Fatigue extrême : symptôme peu connu de l’infarctus chez les femmes pouvant retarder le diagnostic

9 septembre 2026



   Le chef du service de cardiologie de la Policlínica Gipuzkoa à Saint-Sébastien, le docteur Gonzalo Navarrete, a déclaré que les symptômes moins connus de l’infarctus chez les femmes peuvent retarder le diagnostic, et parmi eux figurent « fatigue extrême, essoufflement, nausées ou des gênes ressenties dans le dos et la mâchoire ».

   « Bien que la douleur thoracique demeure l’un des signes les plus reconnus d’un infarctus, chez les femmes, cette urgence cardiovasculaire peut se manifester de manières très diverses », a-t-il indiqué, et il estime que « le manque d’information sur ces différences pousse de nombreuses patientes à ne pas identifier à temps les signaux d’alerte et à retarder la recherche d’aide médicale ».

   Dans ce sens, il a précisé que « chez beaucoup de femmes, les symptômes peuvent être plus diffuses et moins marqués », ce qui « complique leur association avec un problème cardiaque ». Il a ajouté, en insistant, que « il est fréquent que se manifestent des signes comme une fatigue extrême, des difficultés à respirer, des nausées ou des malaises dans des zones telles que le dos, le cou ou la mâchoire ».

   Navarrete, qui a souligné qu’au cours d’un infarctus, une artère coronaire se bouche et réduit le flux sanguin vers le cœur, ce qui amène le muscle cardiaque à ne plus recevoir l’oxygène nécessaire pour fonctionner correctement et commence à se détériorer, a soutenu que, par conséquent, « le temps est un facteur déterminant ». « Plus tôt l’assistance médicale est apportée, plus grandes seront les chances de minimiser les dommages et d’améliorer la récupération ultérieure », a-t-il insisté.

   Pour améliorer la réponse à cette situation, il a souligné d’autres symptômes peu connus – en plus de la douleur ou de l’oppression thoracique qui persiste -, tels que la sudation froide, les étourdissements ou une sensation d’instabilité et des malaises dans les bras.
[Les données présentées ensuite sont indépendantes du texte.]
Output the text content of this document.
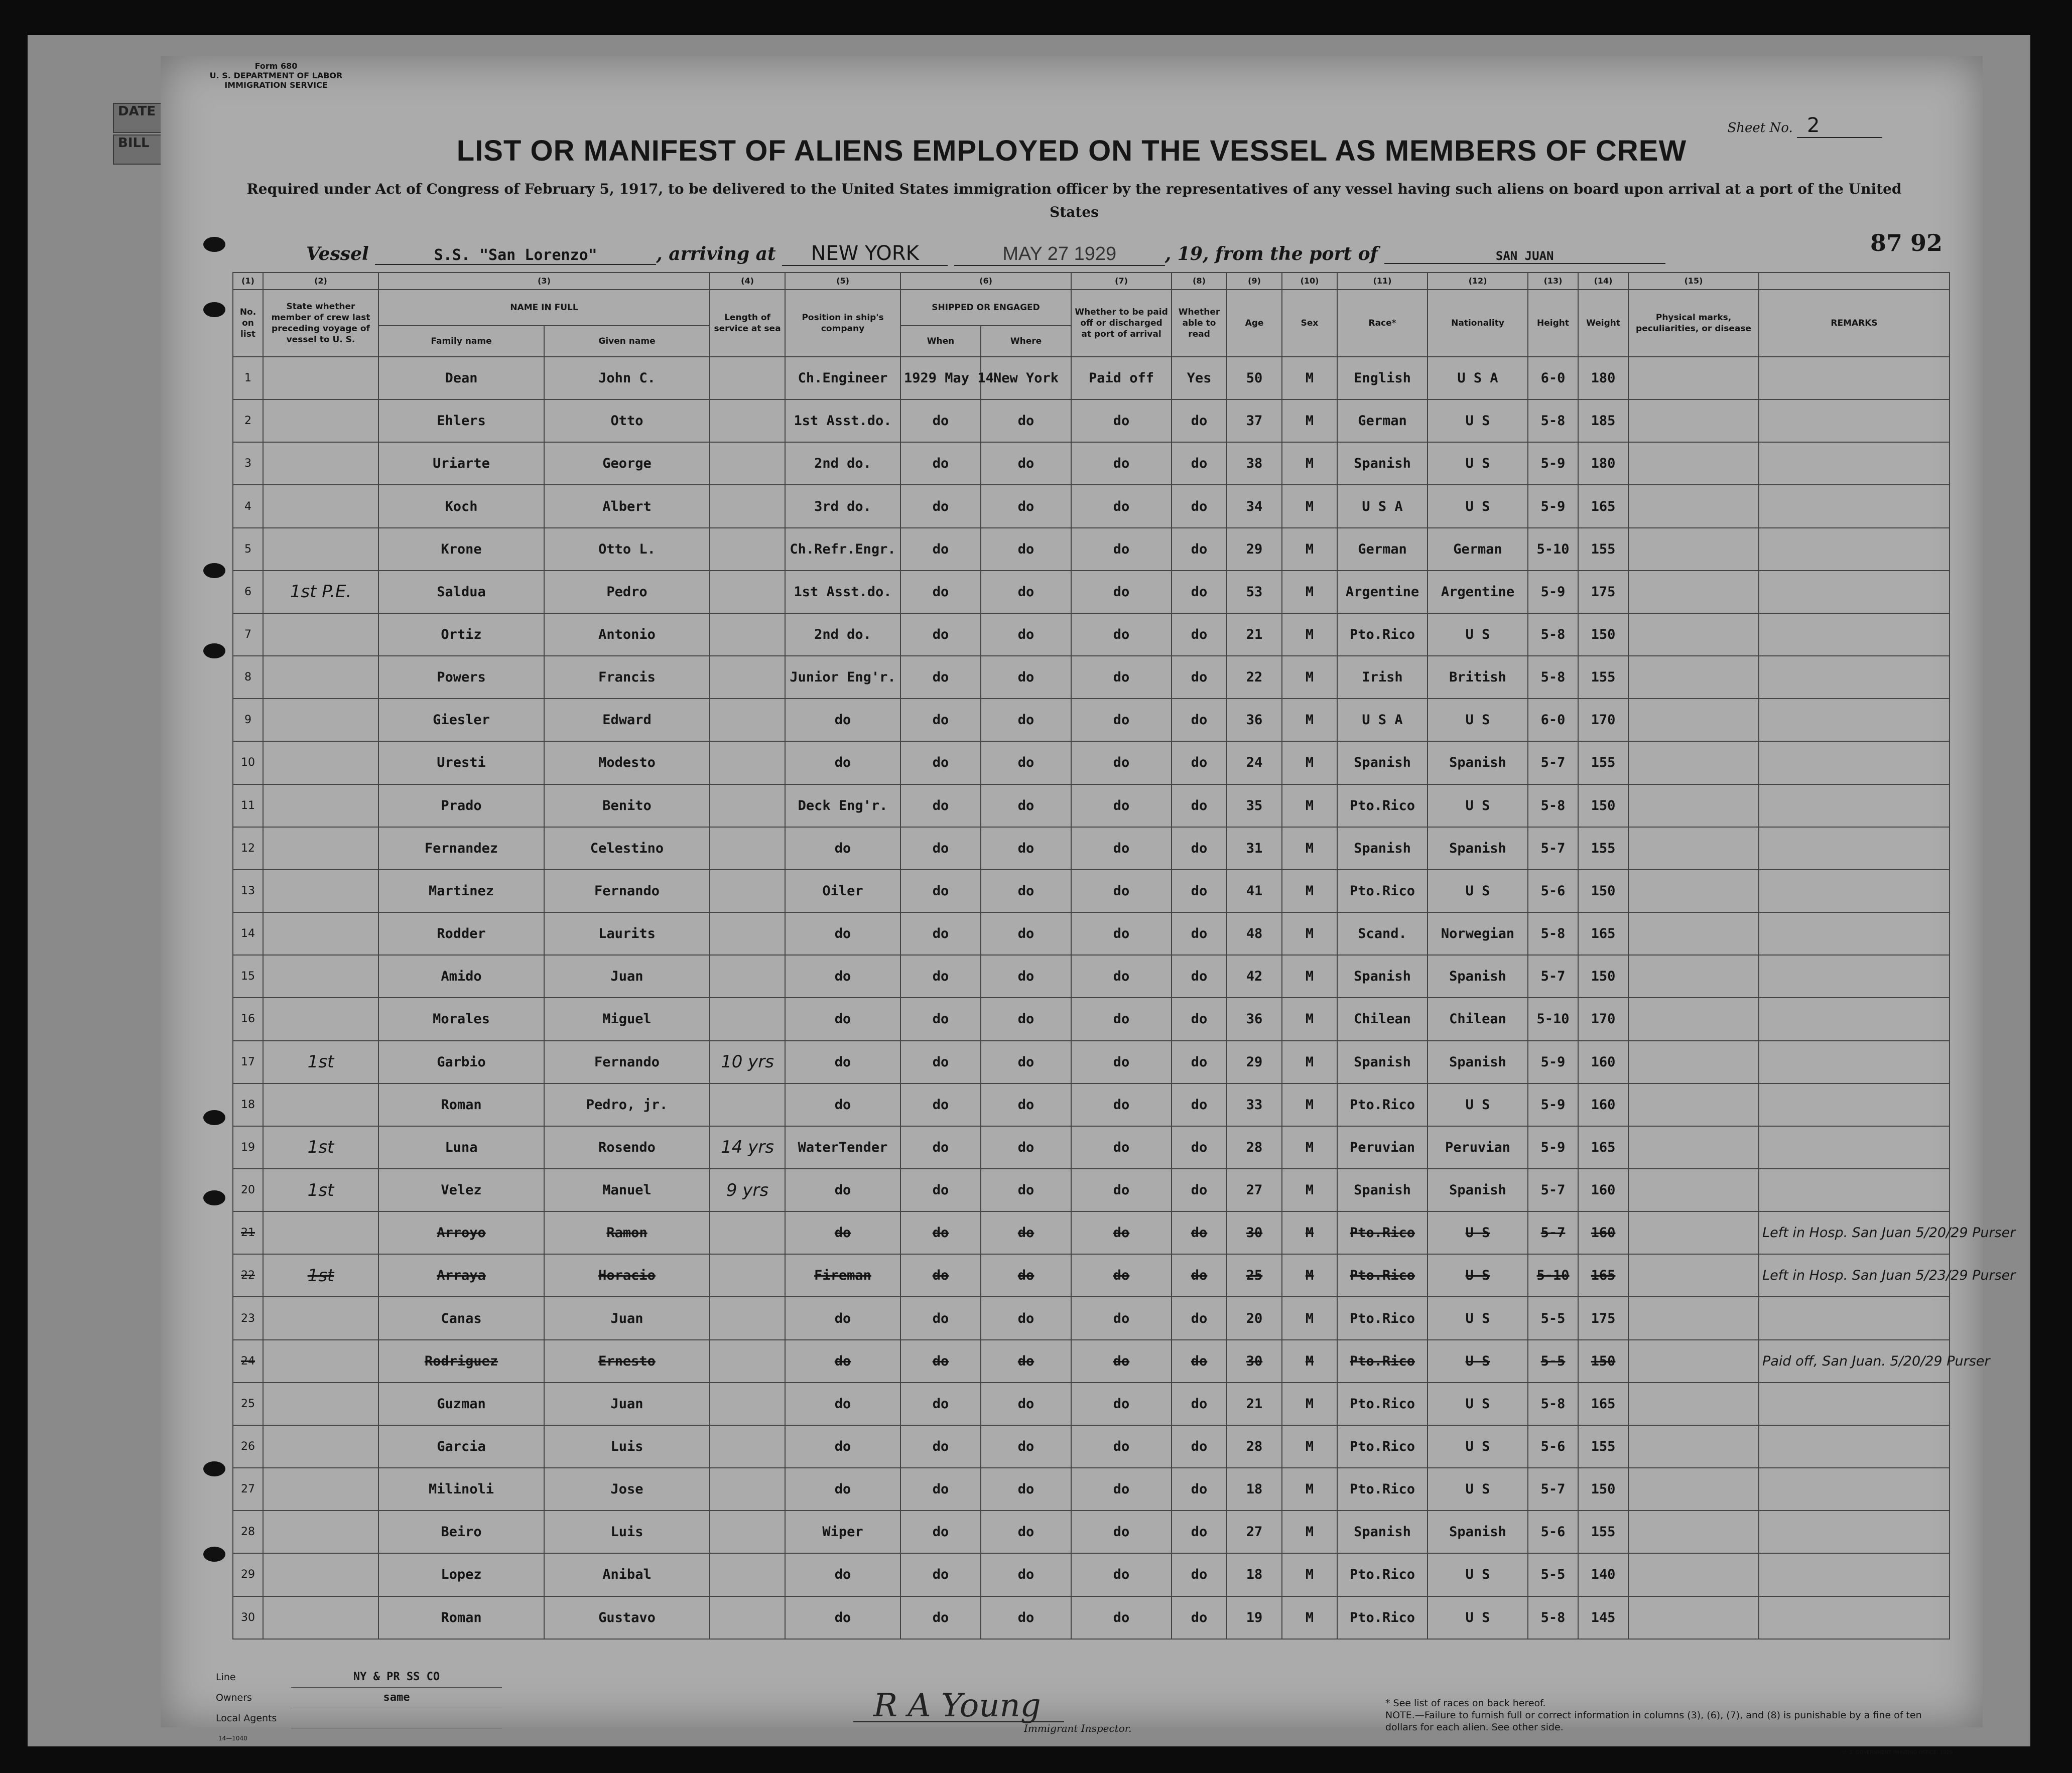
DATE
BILL
Form 680
U. S. DEPARTMENT OF LABOR
IMMIGRATION SERVICE
Sheet No. 2
LIST OR MANIFEST OF ALIENS EMPLOYED ON THE VESSEL AS MEMBERS OF CREW
Required under Act of Congress of February 5, 1917, to be delivered to the United States immigration officer by the representatives of any vessel having such aliens on board upon arrival at a port of the United States
Vessel	S.S. "San Lorenzo"	, arriving at NEW YORK	MAY 27 1929	, 19, from the port of	SAN JUAN	87 92
(1)	(2)	(3)		(4)	(5)	(6)		(7)	(8)	(9)	(10)	(11)	(12)	(13)	(14)	(15)	
No. on list	State whether member of crew last preceding voyage of vessel to U. S.	NAME IN FULL		Length of service at sea	Position in ship's company	SHIPPED OR ENGAGED		Whether to be paid off or discharged at port of arrival	Whether able to read	Age	Sex	Race*	Nationality	Height	Weight	Physical marks, peculiarities, or disease	REMARKS
		Family name	Given name			When	Where										
1		Dean	John C.		Ch.Engineer	1929 May 14	New York	Paid off	Yes	50	M	English	U S A	6-0	180		
2		Ehlers	Otto		1st Asst.do.	do	do	do	do	37	M	German	U S	5-8	185		
3		Uriarte	George		2nd do.	do	do	do	do	38	M	Spanish	U S	5-9	180		
4		Koch	Albert		3rd do.	do	do	do	do	34	M	U S A	U S	5-9	165		
5		Krone	Otto L.		Ch.Refr.Engr.	do	do	do	do	29	M	German	German	5-10	155		
6	1st P.E.	Saldua	Pedro		1st Asst.do.	do	do	do	do	53	M	Argentine	Argentine	5-9	175		
7		Ortiz	Antonio		2nd do.	do	do	do	do	21	M	Pto.Rico	U S	5-8	150		
8		Powers	Francis		Junior Eng'r.	do	do	do	do	22	M	Irish	British	5-8	155		
9		Giesler	Edward		do	do	do	do	do	36	M	U S A	U S	6-0	170		
10		Uresti	Modesto		do	do	do	do	do	24	M	Spanish	Spanish	5-7	155		
11		Prado	Benito		Deck Eng'r.	do	do	do	do	35	M	Pto.Rico	U S	5-8	150		
12		Fernandez	Celestino		do	do	do	do	do	31	M	Spanish	Spanish	5-7	155		
13		Martinez	Fernando		Oiler	do	do	do	do	41	M	Pto.Rico	U S	5-6	150		
14		Rodder	Laurits		do	do	do	do	do	48	M	Scand.	Norwegian	5-8	165		
15		Amido	Juan		do	do	do	do	do	42	M	Spanish	Spanish	5-7	150		
16		Morales	Miguel		do	do	do	do	do	36	M	Chilean	Chilean	5-10	170		
17	1st	Garbio	Fernando	10 yrs	do	do	do	do	do	29	M	Spanish	Spanish	5-9	160		
18		Roman	Pedro, jr.		do	do	do	do	do	33	M	Pto.Rico	U S	5-9	160		
19	1st	Luna	Rosendo	14 yrs	WaterTender	do	do	do	do	28	M	Peruvian	Peruvian	5-9	165		
20	1st	Velez	Manuel	9 yrs	do	do	do	do	do	27	M	Spanish	Spanish	5-7	160		
21		Arroyo	Ramon		do	do	do	do	do	30	M	Pto.Rico	U S	5-7	160		Left in Hosp. San Juan 5/20/29 Purser
22	1st	Arraya	Horacio		Fireman	do	do	do	do	25	M	Pto.Rico	U S	5-10	165		Left in Hosp. San Juan 5/23/29 Purser
23		Canas	Juan		do	do	do	do	do	20	M	Pto.Rico	U S	5-5	175		
24		Rodriguez	Ernesto		do	do	do	do	do	30	M	Pto.Rico	U S	5-5	150		Paid off, San Juan. 5/20/29 Purser
25		Guzman	Juan		do	do	do	do	do	21	M	Pto.Rico	U S	5-8	165		
26		Garcia	Luis		do	do	do	do	do	28	M	Pto.Rico	U S	5-6	155		
27		Milinoli	Jose		do	do	do	do	do	18	M	Pto.Rico	U S	5-7	150		
28		Beiro	Luis		Wiper	do	do	do	do	27	M	Spanish	Spanish	5-6	155		
29		Lopez	Anibal		do	do	do	do	do	18	M	Pto.Rico	U S	5-5	140		
30		Roman	Gustavo		do	do	do	do	do	19	M	Pto.Rico	U S	5-8	145		
Line	NY & PR SS CO
Owners	same
Local Agents
14—1040
R A Young
Immigrant Inspector.
* See list of races on back hereof.
NOTE.—Failure to furnish full or correct information in columns (3), (6), (7), and (8) is punishable by a fine of ten dollars for each alien. See other side.
U. S. GOVERNMENT PRINTING OFFICE: 1929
Par ailleurs, il est nécessaire « de faire particulièrement attention lorsque plusieurs de ces symptômes apparaissent en même temps ou lorsqu’ils sont inhabituels pour la personne qui les éprouve », a-t-il expliqué.

CONFONDRE LES SIGNES AVEC LE STRESS ET LA FATIGUE ACCUMULÉE

   À ce stade, il a indiqué que de nombreuses femmes retardent la consultation médicale parce que ces signaux peuvent être confondus avec des situations quotidiennes. « Le stress, la fatigue accumulée, l’anxiété ou même les troubles digestifs constituent souvent les premières explications que beaucoup de personnes trouvent pour justifier leur malaise », a-t-il déclaré.

   D’autre part, il a rappelé qu’il existe de nombreux facteurs qui influent sur le risque de subir un infarctus. « Après la ménopause, la protection hormonale diminue et la probabilité de développer des problèmes cardiovasculaires augmente », a-t-il expliqué, ajoutant que s’y ajoutent d’autres circonstances « comme l’hypertension artérielle, le cholestérol élevé, le diabète, le tabagisme, le manque d’activité et l’obésité ».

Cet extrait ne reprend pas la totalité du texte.